If addressing Congress was an Olympic sport, President Trump might have scored a 9.8. Last night was President Trump’s first address to the nation since the inauguration – and like some athletes with bad boy personas we wondered which version of Donald Trump was going to show up.Well, he delivered.

If the inaugural address was dark, this was sunny.

We tested the speech last night, and across party lines, Americans agreed that this was the best speech the President has given – and as the Dow breaks 21,000 today the markets agree. As if we were watching the long program in figure skating, we held our breath as we watched him stick the landing, hit all the key technical elements, and stay on program. 

After a rocky month, it was refreshing to see.

So what can we learn from this as communicators?  It’s not always easy to deliver a message after a rough time.
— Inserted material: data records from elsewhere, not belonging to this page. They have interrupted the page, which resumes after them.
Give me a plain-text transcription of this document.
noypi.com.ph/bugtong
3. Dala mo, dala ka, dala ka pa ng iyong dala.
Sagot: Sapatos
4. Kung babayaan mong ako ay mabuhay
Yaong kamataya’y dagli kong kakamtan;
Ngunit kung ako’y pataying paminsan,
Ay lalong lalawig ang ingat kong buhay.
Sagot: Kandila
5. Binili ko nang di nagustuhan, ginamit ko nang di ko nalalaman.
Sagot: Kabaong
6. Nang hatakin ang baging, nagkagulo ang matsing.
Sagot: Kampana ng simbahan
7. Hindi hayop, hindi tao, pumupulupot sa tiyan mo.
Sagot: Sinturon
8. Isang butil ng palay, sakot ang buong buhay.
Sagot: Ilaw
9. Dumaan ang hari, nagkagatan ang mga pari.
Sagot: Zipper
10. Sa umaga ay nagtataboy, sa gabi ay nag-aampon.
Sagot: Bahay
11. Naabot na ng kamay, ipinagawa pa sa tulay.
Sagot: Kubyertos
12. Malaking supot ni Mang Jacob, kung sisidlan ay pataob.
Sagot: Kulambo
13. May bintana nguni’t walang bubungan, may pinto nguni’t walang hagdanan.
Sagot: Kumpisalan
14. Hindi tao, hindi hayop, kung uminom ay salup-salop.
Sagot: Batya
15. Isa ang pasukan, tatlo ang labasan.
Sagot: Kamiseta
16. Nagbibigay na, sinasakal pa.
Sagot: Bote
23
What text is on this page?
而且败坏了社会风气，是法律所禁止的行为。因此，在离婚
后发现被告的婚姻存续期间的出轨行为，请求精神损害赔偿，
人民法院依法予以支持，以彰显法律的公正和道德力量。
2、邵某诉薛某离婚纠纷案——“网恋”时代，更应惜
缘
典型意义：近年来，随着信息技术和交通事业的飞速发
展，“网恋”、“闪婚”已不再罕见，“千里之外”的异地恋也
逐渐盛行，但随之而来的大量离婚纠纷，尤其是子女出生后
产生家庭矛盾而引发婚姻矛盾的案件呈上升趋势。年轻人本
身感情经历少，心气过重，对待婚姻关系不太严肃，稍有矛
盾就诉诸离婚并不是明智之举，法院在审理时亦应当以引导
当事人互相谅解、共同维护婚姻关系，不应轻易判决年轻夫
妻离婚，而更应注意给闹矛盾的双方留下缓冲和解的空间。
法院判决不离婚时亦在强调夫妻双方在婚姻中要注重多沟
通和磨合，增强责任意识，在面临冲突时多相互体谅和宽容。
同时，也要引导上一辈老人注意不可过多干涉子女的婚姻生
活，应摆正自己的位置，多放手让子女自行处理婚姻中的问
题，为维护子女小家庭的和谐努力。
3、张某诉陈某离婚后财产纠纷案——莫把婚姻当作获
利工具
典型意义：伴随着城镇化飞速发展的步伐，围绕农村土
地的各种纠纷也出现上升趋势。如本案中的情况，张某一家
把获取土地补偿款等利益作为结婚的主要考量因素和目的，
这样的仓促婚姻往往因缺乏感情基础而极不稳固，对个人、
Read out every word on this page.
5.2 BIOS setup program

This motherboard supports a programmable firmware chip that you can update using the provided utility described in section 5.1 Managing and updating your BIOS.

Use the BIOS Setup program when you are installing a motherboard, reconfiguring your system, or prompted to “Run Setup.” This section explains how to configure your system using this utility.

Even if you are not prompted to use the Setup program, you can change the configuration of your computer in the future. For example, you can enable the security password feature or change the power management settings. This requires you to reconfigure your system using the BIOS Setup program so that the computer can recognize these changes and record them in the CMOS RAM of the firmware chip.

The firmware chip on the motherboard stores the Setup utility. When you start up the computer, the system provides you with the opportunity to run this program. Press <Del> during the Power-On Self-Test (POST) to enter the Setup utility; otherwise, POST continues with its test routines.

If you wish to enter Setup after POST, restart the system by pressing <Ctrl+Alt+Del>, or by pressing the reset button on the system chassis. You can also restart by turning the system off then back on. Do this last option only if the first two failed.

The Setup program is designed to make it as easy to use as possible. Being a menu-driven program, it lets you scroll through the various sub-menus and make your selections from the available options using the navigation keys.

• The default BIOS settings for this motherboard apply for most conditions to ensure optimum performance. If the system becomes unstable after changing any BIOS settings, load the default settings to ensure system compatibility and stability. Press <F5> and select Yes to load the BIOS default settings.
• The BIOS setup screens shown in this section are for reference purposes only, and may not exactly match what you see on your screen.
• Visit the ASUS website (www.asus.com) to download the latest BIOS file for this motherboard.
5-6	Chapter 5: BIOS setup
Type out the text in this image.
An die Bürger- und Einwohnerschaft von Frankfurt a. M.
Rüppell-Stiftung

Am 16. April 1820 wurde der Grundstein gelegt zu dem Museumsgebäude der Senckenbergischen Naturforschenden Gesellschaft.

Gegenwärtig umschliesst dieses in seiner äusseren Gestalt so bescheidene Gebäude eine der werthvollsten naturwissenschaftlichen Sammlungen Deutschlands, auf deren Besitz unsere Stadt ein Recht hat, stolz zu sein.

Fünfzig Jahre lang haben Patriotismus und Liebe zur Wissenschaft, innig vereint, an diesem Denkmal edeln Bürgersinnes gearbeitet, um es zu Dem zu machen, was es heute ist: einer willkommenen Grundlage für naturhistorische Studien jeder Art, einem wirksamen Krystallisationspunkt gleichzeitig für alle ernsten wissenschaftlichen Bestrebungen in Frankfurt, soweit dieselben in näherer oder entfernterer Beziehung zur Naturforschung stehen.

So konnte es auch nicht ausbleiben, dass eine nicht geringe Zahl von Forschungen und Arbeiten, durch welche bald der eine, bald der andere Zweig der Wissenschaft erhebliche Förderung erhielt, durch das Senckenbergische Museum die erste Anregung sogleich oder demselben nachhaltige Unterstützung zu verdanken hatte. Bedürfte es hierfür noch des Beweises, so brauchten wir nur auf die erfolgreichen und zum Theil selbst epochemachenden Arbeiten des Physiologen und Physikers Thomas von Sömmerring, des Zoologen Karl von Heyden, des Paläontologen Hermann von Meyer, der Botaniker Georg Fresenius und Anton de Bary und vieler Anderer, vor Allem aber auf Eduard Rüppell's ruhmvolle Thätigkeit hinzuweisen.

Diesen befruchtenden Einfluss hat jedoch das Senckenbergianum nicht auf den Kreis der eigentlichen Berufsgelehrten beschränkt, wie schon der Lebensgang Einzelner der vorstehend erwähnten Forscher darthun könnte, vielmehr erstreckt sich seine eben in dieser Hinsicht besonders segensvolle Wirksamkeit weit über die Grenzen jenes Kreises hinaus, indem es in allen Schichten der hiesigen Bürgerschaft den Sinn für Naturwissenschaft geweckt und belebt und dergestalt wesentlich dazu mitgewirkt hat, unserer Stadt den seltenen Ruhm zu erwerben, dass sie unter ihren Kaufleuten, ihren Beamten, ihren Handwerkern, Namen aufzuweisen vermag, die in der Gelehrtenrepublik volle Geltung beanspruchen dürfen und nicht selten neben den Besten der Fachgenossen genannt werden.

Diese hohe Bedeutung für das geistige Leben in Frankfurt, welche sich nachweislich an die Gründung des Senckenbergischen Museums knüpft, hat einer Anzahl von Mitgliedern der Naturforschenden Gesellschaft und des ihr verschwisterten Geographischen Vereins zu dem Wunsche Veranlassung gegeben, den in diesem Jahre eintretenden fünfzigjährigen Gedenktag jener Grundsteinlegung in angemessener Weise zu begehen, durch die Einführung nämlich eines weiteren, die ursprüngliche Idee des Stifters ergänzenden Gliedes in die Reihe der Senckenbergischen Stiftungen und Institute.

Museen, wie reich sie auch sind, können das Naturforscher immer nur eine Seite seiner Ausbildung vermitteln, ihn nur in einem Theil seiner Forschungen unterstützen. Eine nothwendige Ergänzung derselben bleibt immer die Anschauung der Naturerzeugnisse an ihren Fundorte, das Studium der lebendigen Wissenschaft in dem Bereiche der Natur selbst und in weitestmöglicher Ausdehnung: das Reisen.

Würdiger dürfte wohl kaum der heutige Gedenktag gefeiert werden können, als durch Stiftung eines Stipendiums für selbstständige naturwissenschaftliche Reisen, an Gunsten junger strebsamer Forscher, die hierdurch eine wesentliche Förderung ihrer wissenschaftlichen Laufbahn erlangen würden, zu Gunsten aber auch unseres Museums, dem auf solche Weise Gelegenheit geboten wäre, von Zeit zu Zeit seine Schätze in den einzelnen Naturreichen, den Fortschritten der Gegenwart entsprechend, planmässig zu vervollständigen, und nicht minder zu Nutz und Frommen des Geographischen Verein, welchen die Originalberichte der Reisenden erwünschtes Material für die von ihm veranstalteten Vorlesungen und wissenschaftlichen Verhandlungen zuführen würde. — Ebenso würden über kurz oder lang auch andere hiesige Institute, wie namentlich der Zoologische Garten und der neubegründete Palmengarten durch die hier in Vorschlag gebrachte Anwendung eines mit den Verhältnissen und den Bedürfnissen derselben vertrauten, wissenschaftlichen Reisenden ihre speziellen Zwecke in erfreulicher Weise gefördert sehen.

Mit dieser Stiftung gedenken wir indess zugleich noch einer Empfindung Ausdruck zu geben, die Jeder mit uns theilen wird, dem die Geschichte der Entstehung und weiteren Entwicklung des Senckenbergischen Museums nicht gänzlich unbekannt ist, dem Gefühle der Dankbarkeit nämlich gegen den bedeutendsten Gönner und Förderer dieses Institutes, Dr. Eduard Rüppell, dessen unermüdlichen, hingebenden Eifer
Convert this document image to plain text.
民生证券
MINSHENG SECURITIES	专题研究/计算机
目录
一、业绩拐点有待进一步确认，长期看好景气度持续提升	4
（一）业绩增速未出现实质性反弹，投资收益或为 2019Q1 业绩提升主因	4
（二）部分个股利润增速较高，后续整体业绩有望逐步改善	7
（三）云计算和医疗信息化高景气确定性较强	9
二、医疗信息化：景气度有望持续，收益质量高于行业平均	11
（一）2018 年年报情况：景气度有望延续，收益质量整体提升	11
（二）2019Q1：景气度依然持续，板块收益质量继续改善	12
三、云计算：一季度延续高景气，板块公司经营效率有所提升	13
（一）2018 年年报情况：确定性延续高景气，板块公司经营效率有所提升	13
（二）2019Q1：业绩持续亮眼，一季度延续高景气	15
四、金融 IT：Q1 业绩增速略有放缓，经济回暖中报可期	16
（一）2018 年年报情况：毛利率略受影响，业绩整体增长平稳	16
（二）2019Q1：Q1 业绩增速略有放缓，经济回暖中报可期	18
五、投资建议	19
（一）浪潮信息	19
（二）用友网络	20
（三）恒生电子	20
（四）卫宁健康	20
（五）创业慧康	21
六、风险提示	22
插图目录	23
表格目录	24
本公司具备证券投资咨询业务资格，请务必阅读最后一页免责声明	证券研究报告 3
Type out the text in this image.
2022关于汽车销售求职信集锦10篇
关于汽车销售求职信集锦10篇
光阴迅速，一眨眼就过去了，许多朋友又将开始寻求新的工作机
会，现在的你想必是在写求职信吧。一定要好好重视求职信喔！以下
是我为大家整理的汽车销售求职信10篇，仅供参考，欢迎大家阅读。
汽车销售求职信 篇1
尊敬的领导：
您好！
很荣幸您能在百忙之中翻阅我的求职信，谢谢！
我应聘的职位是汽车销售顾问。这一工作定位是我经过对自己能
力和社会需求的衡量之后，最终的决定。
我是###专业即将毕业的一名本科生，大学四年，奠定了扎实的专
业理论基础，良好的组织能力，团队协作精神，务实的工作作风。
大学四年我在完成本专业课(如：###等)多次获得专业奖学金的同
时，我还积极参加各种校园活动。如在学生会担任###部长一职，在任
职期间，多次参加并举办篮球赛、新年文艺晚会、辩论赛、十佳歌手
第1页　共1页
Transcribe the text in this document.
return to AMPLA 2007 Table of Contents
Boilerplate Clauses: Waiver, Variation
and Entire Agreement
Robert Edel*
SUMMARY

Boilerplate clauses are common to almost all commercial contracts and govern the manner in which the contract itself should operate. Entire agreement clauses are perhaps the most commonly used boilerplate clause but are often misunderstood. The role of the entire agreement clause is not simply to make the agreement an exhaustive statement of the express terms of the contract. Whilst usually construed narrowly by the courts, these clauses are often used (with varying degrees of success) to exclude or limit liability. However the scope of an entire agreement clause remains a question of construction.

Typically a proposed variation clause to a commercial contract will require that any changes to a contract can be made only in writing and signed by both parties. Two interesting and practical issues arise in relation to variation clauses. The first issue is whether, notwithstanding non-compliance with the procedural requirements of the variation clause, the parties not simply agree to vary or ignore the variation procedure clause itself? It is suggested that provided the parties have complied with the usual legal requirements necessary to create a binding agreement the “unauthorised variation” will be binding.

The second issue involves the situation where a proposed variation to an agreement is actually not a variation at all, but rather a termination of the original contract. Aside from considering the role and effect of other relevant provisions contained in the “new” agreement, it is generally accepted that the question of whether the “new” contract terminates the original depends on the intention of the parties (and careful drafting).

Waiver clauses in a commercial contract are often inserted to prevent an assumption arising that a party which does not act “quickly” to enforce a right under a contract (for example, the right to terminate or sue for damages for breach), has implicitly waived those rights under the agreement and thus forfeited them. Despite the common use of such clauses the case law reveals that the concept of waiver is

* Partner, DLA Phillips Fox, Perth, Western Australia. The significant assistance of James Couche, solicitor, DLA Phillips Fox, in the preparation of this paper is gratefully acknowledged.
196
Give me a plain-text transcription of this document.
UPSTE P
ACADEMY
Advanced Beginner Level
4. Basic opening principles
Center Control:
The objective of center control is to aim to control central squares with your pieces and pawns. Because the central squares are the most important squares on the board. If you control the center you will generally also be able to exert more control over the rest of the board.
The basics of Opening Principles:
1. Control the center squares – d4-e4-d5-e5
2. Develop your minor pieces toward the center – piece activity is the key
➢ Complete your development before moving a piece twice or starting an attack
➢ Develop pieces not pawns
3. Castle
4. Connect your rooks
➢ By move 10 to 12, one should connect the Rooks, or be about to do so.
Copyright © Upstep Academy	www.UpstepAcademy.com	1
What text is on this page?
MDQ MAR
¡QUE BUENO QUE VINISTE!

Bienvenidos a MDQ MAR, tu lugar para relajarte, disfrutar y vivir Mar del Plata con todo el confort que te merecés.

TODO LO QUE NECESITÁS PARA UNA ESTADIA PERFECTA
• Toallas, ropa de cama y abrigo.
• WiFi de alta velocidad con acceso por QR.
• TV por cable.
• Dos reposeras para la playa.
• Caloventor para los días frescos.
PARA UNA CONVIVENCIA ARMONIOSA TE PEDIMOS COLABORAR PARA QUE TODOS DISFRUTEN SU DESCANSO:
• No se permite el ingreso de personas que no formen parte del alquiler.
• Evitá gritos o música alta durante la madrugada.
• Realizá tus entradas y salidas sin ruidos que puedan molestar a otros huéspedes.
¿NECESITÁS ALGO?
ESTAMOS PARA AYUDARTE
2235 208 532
After a controversy. Or an unpopular announcement. After our reputations take a hit. And while we might disagree on policy and our opinion of the President, we can all agree that there are lessons for us as communicators.

  1. The importance of a theme. More than a string of policies.  More than a bunch of stories.  More than a list of achievements.  Donald Trump had a theme: Make America Great Again.  Put America First.  Let’s work together.  Believe in America and Americans.  This is a really important lesson for all of us. It’s not enough to just list facts, or policies, or statistics if you want to change the hearts and minds of your target audience - .  You need to tell a story that strikes an emotional chord.  One that can be repeated – one that will give you the benefit of the doubt - so that those who hear it can tell it for you. 
  1. The importance of symbols. President Trump gets the power of symbols and optics.  Don’t just get tough on immigration, build a great big wall.  And last night, he wanted to demonstrate that he was reaching across the aisle – and with more than just words – he proudly wore a blue tie.  And so did Vice President Pence and Speaker Ryan.   Symbols can tell your story for you.
  1. The importance of optimism. Fear doesn’t motivate. Optimism does. The truth is that the brain cannot process either gratitude or optimism at the same time as fear.  Last night was a night filled with optimism.  He painted a picture of success.  He told us we can come together. He told us it’s not too much to ask to find cures. To lift our citizens from welfare.  To be safe from fear.  To create jobs. To prosper and grow. And I think when we are trying to turn a corner after a storm it is critical that we paint a positive picture for our target audiences.
  1. The importance of storytelling. Stories allow us to say things that we alone can’t say. Last night we saw the story of a fallen Navy seal to show support for the military.  He told a story about a woman who achieved greatness through education illustrating his commitment to education.  And, he told a story about a young woman who was treated for a rare disease by her father’s discovery to underscore the importance of rolling back regulations to unleash more medical discoveries.  All of these will be so much more memorable than if he just said we need to support the military, education and regulatory reform. They give us a face and a reason to support these things.
  1. The importance of the sound bite. President Trump knows the art of the sound bite.  Make America Great Again. America First. Build a wall. Buy American and Hire American. And last night – he introduced a few more.  Education is the civil rights issue of our time.  Radical Islamic Terrorism.  We want peace, wherever peace can be found.  Common ground.  Believe in yourselves.  Believe in your future. Believe in America. Soundbites matter. It’s an art. And when you get them right, they will be repeated. Over and over and over again.

The President who delivered last night’s speech has the lowest approval ratings for any incoming President. He has work to do to earn back trust. We know that trust in institutions is at an all-time low as well. By guiding them to build a repeatable narrative so that those who hear it can and want to tell it for you is a goal we can all achieve.